SRF: Jakob Hein, was hat Sie verlockt, diesen Stoff aufzugreifen?

Jakob Hein: Als ich zufälligerweise auf die Geschichte stiess, hatte ich das Gefühl, dass sie auf mich gewartet hatte. Eine dermassen faszinierende Geschichte musste ich einfach erzählen. Sie schien wie für mich gemacht. Da war einfach alles dran, was eine gute Geschichte ausmacht.

Mögen Sie Edgar Stern? Immerhin lässt er sich ja vor den Karren der deutschen Kriegsmaschinerie spannen …

Edgar Stern war ein deutscher Patriot. Das war damals noch nicht anrüchig. Aber er war nicht blutrünstig. Er bevorzugte es zu denken, anstatt im Schützengraben zu kämpfen. Und dies macht ihn mir durchaus sympathisch. Zudem zielte der Dschihad-Plan ja auch darauf ab, den Krieg zu verkürzen.
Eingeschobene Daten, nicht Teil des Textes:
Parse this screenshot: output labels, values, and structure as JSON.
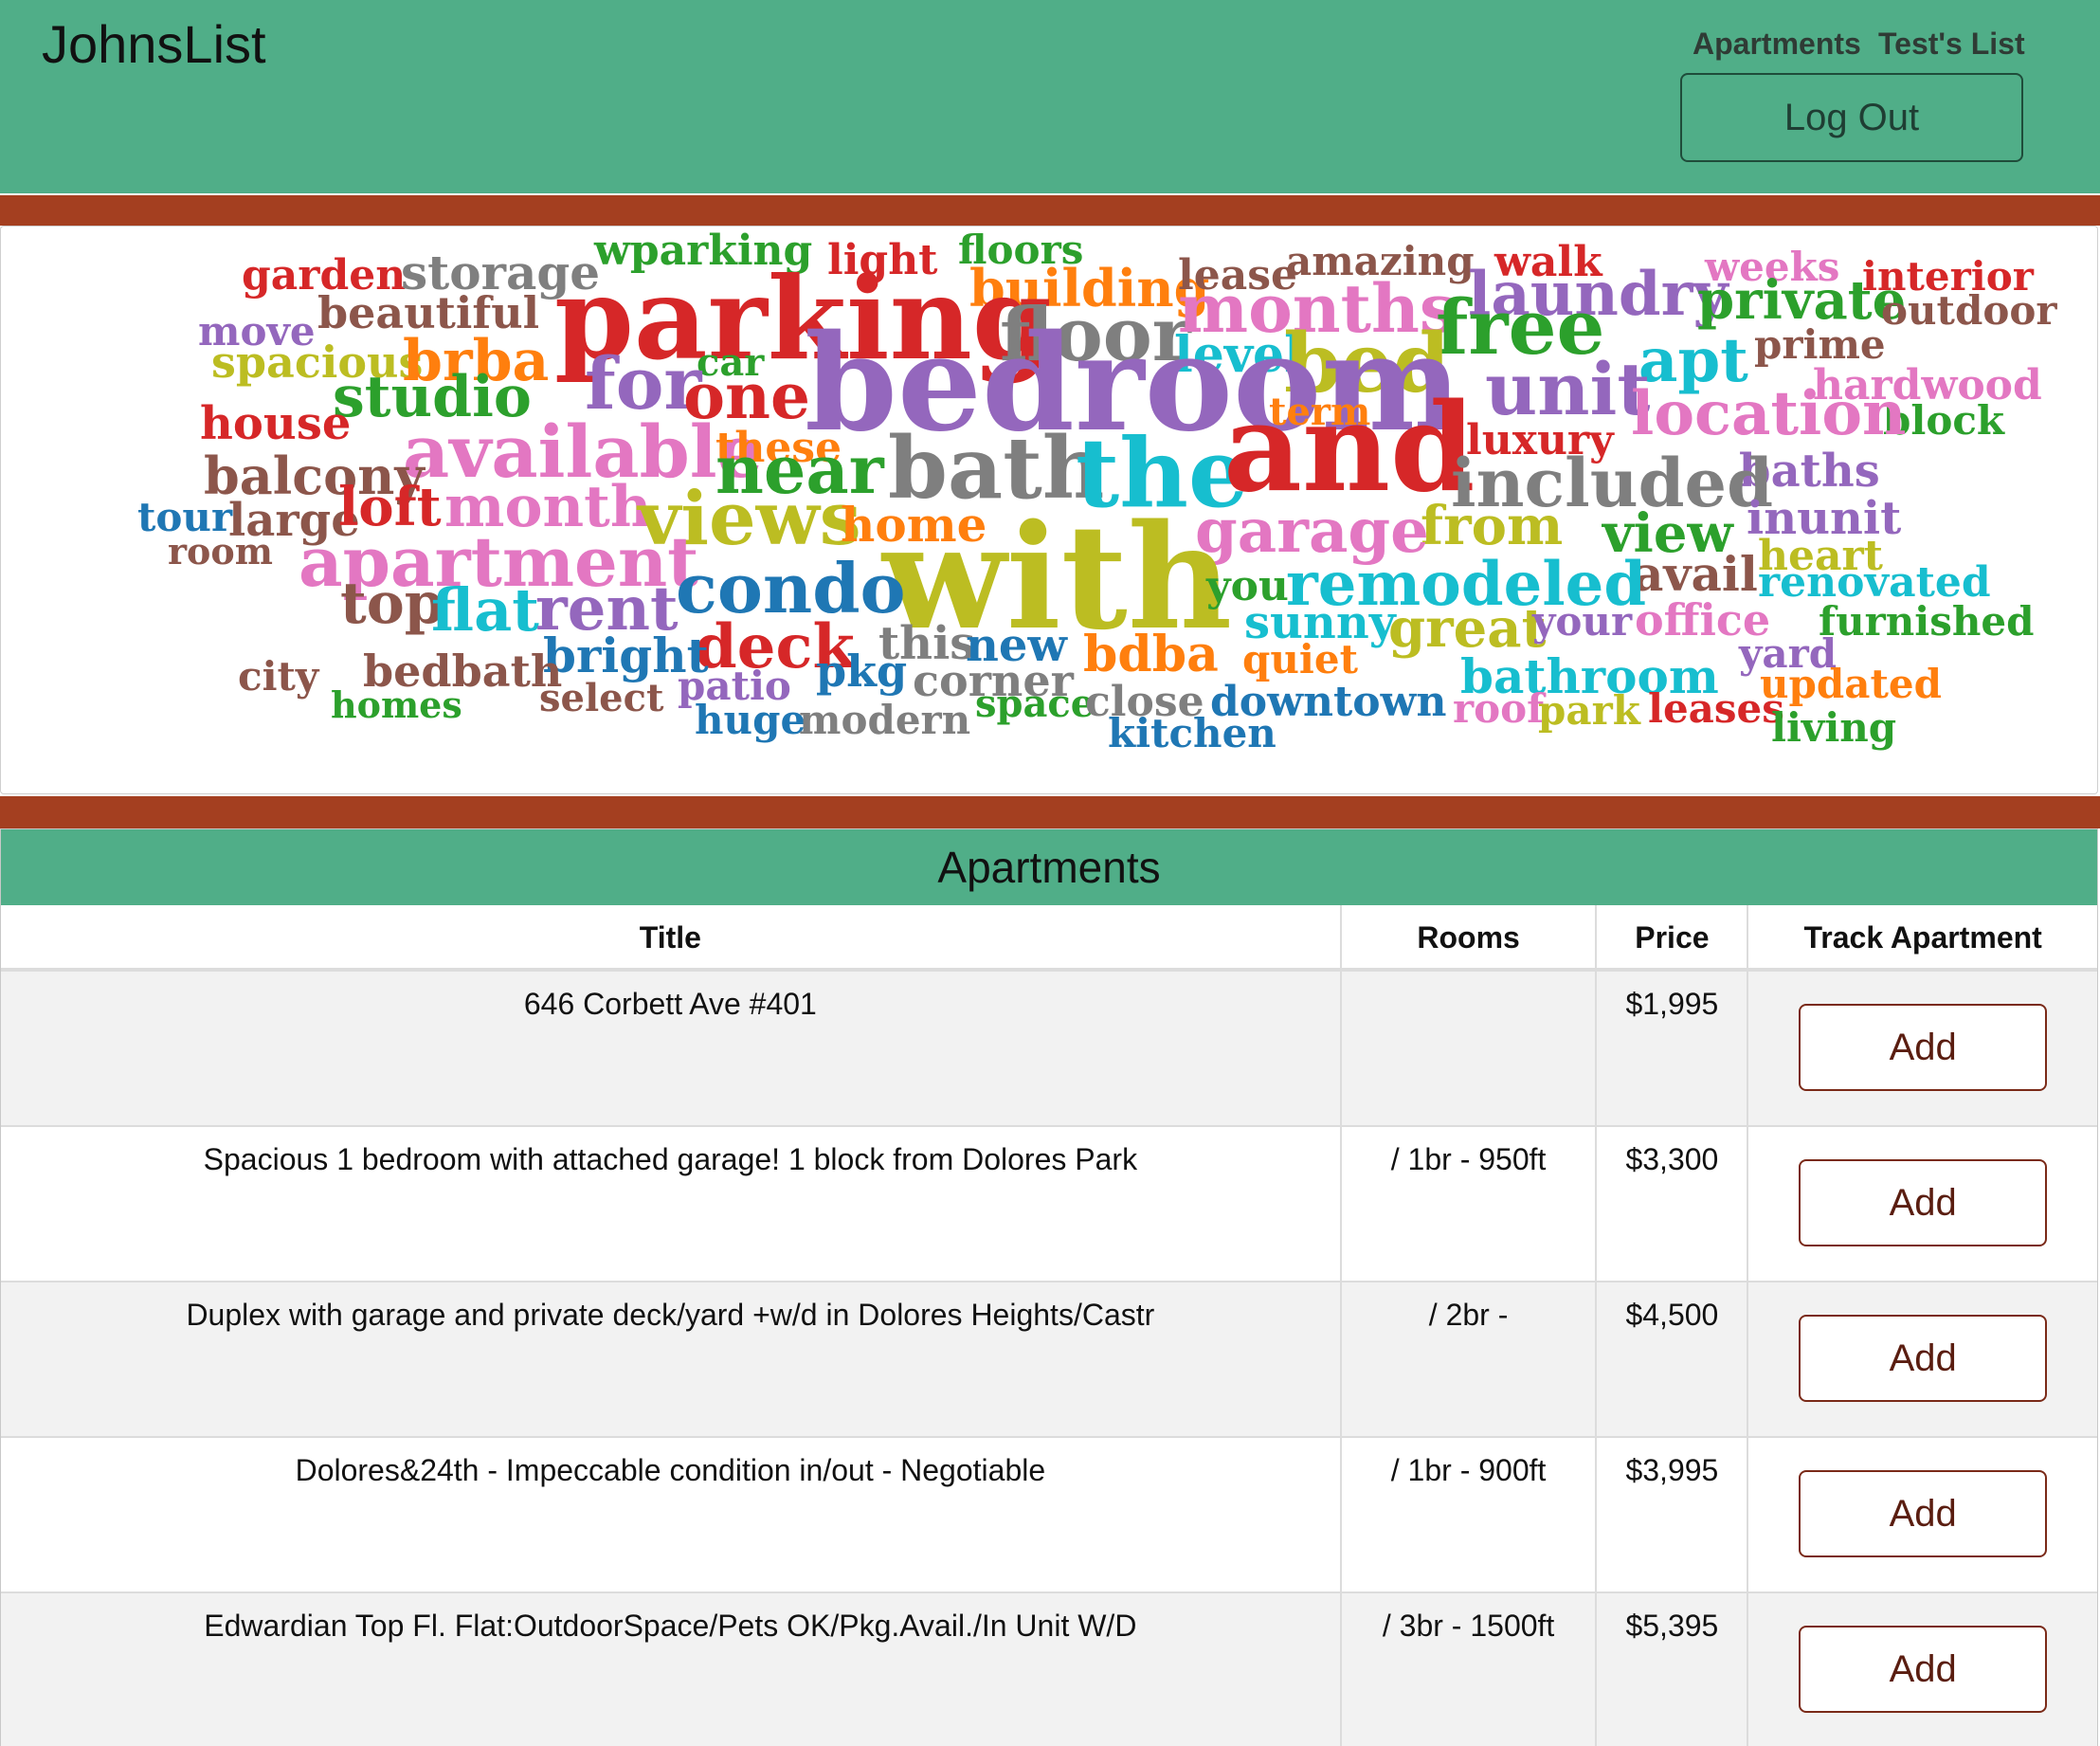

Sie schildern auch die Sicht der muslimischen Gefangenen. Wie wichtig sind sie Ihnen als Figuren in Ihrem Roman?

Sehr wichtig. Nachdem ich das Buch in seinen Grundzügen fertig hatte, merkte ich plötzlich, dass ich in dieselbe Falle getreten war wie alle anderen, die vor mir zu diesem Thema etwas publiziert hatten: Auch ich hatte nur die Perspektive des weissen europäischen Mannes geschildert. Also versuchte ich zu recherchieren, wer denn diese Marokkaner waren, die von den Europäern herumgeschoben wurden. Ich fand einiges heraus und liess es in den Roman einfliessen. Erst in dieser doppelten Perspektive wird der Irrsinn sichtbar, der hinter dieser Orient-Mission steckte.